Auf welche Weise sich derartige Motive spontan einstellen können, wie sie sich autonom weiterentwickeln und welche Wirkung sie hinterlassen, mache ich an einem Beispiel deutlich:
Der Patient, ein katholischer Geistlicher, suchte mich auf, weil er ständig einen Druck in seiner Brust verspürte und die ihn untersuchenden Ärzte keinerlei organische Ursache finden konnten. Der etwa 50zigjährige Patient erhoffte sich mittels hypnotischer Behandlung dieses schmerzhafte körperliche Phänomen beseitigen zu können. Er sagte, dass dieses Gefühl in bestimmten Phasen seines Lebens immer wieder auftauchen würde – und dann, vollkommen unerwartet, wieder in den Hintergrund tritt. Er habe keine genaue Idee, woher dieses seltsame Gefühl kommen könne.
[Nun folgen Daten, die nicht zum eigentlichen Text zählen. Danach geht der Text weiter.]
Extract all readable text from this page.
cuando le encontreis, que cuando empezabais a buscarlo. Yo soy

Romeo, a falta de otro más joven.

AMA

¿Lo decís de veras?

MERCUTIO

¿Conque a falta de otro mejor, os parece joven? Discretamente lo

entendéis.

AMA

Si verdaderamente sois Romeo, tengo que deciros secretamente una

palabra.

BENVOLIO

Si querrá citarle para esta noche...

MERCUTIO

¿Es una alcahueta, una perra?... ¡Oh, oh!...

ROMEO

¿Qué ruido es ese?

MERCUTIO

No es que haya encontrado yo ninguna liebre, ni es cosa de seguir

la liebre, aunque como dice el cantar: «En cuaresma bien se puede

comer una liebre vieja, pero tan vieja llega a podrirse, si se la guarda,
Ich erklärte dem Patienten, auf welche Weise das Unbewusste arbeitet und sortiert und bat ihn, sich auf den Druck in seiner Brust zu konzentrieren und eine geistige Haltung entstehen zu lassen, in der er nichts bewusstes erwarten solle. Nach einiger Zeit hatte er diese Haltung hergestellt und teilte es mir mit. Daraufhin bat ich sein Unbewusstes, dass es auf seine Weise, ungefiltert, Szenen hochsteigen lasse, die mit diesem Gefühl in Zusammenhang stehen, Szenen jeglicher Art und Weise. Hierauf tauchten spontan verschiedene Szenen aus seiner Kindheit auf. Plötzlich kippte das Szenarium, der Patient sprach von einem schwarzen Tunnel, einem langen, düsteren Gang. Das Bild ängstigte ihn, er wurde dabei sehr unruhig. Ich lobte den Patienten und animierte ihn, bei diesen inneren Eindrücken zu bleiben und sie nicht bewusst zu steuern oder in eine andere Richtung zu lenken. Er tauchte daraufhin noch tiefer in das Schwarz hinein und berichtete mit zögerlicher Stimme, dass er furchtbare Fratzen, vollkommen entstellte Gesichter sehen würde, Gesichter von Unbekannten. Er sprach fast im Flüsterton und meinte, dass er den Tod sehe. Der Tod kommt und nimmt ihn an seine Hand und fliegt mit ihm weg. Diese Flugszene schildert er relativ ruhig, fast erleichtert. Er sagte, dass er tot sei, aber doch nicht tot sei. Schließlich tauchen Szenen aus seinem frühesten Lebensabschnitt auf, er sieht sich in seinem Kinderbett liegen. Der Tod ist kleiner geworden und sitzt, fast hilflos, am Rand des Kinderbettchens. Der Tod sieht nun nicht mehr bedrohlich aus, der Patient ist sichtbar erleichtert. Dann fliegt der Tod über das Kinderbett und setzt sich auf die Gitterstäbe des Bettchens. Der Patient sagt, dass der Tod nun keine Macht mehr über ihn ausübe, er sei viel zu klein und schwach.
Während der Mann dieses Erlebnis schilderte, wurde er immer ruhiger und machte zum Ende einen fast sachlichen Eindruck bei seinen Schilderungen, Am Ende der Sitzung ist der Patient erleichtert und fühlt sich gut.

Kommentar:
Der Patient war kurz nach seiner Geburt in einer lebensbedrohlichen Situation. Er musste notoperiert werden und nach der Operation noch etwa ein halbes Jahr im Krankenhaus auf der Intensivstation liegen. Die Ärzte hatten den kleinen Jungen schon aufgegeben, alles rechnete mit seinem Sterben. Doch er starb nicht und erholte sich langsam. Dieses traumatische Ereignis hatte der Patient nie durchgearbeitet - es kam während des hypnotherapeutischen Vorgehens spontan zum Vorschein und wurde, angereichert mit der entsprechenden Symbolik, in sein Affektgeäst neu integriert.